1.1k Views Asked by At

In trying to get Speech to Text (IBM Voice Gateway IVR app) to recognize alpha-numeric character strings, I am wondering if I could create a custom grammar or entity that would restrict STT to recognizing just individual letters and numbers, excluding words altogether. For example, here's a typical string: 20Y0H8C. Watson comes back with words and numbers, like "two" instead of "2". Digit strings work fine. I realize that letter recognition is problematic with typical ASR, but I'm hoping Watson is up to the task. I noticed there are no system entities for alphanumeric characters. Any suggestions are much appreciated.

1

There are 1 best solutions below

2
On

In this case, set smart_formatting to true.
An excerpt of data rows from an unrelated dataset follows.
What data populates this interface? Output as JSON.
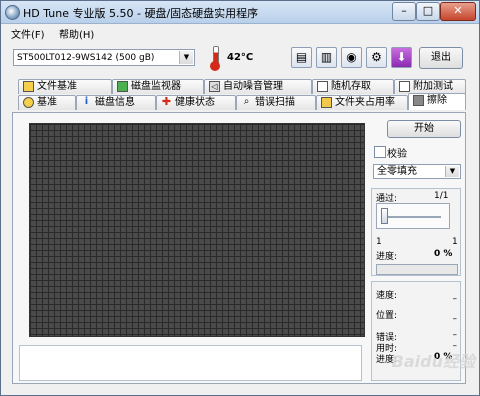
{
  "window": {
    "title": "HD Tune 专业版 5.50 - 硬盘/固态硬盘实用程序",
    "close_label": "✕",
    "min_label": "–",
    "max_label": "□"
  },
  "menu": {
    "file": "文件(F)",
    "help": "帮助(H)"
  },
  "toolbar": {
    "drive": "ST500LT012-9WS142 (500 gB)",
    "temperature": "42°C",
    "exit_label": "退出",
    "icons": [
      "copy-info-icon",
      "copy-screen-icon",
      "camera-icon",
      "options-icon",
      "download-icon"
    ]
  },
  "tabs_top": [
    {
      "label": "文件基准",
      "icon": "file-benchmark-icon"
    },
    {
      "label": "磁盘监视器",
      "icon": "disk-monitor-icon"
    },
    {
      "label": "自动噪音管理",
      "icon": "aam-icon"
    },
    {
      "label": "随机存取",
      "icon": "random-access-icon"
    },
    {
      "label": "附加测试",
      "icon": "extra-tests-icon"
    }
  ],
  "tabs_bottom": [
    {
      "label": "基准",
      "icon": "benchmark-icon"
    },
    {
      "label": "磁盘信息",
      "icon": "info-icon"
    },
    {
      "label": "健康状态",
      "icon": "health-icon"
    },
    {
      "label": "错误扫描",
      "icon": "error-scan-icon"
    },
    {
      "label": "文件夹占用率",
      "icon": "folder-usage-icon"
    },
    {
      "label": "擦除",
      "icon": "erase-icon"
    }
  ],
  "active_tab": "擦除",
  "erase": {
    "start_label": "开始",
    "verify_label": "校验",
    "verify_checked": false,
    "fill_mode": "全零填充",
    "pass_label": "通过:",
    "pass_value": "1/1",
    "slider_min": "1",
    "slider_max": "1",
    "progress_label": "进度:",
    "progress_value": "0 %",
    "progress_fraction": 0,
    "speed_label": "速度:",
    "position_label": "位置:",
    "errors_label": "错误:",
    "elapsed_label": "用时:",
    "progress2_label": "进度:",
    "dash": "–",
    "progress2_value": "0 %"
  },
  "colors": {
    "grid_cell": "#4a4a4a",
    "progress_fill": "#4bb34b",
    "title_gradient_top": "#d7e6f6"
  }
}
The smart_formatting parameter converts dates, times, series of digits and numbers, phone numbers, currency values, and Internet addresses into more conventional representations in the final transcript of a recognition request. The conversion makes the transcript more readable and enables better post-processing of the transcription results. You set the parameter to true to enable smart formatting, as in the following example; by default, the parameter is false and smart formatting is not performed.

Check:

curl -X POST -u {username}:{password}
--header "Content-Type: audio/flac"
--data-binary @{path}audio-file.flac
"https://stream.watsonplatform.net/speech-to-text/api/v1/recognize?smart_formatting=true"

Result:

Voice: The quantity is one million one hundred and one

Result: The quantity is 1000101

Check IBM Official documentation.

Note: The smart formatting feature is currently beta functionality that is available for US English only.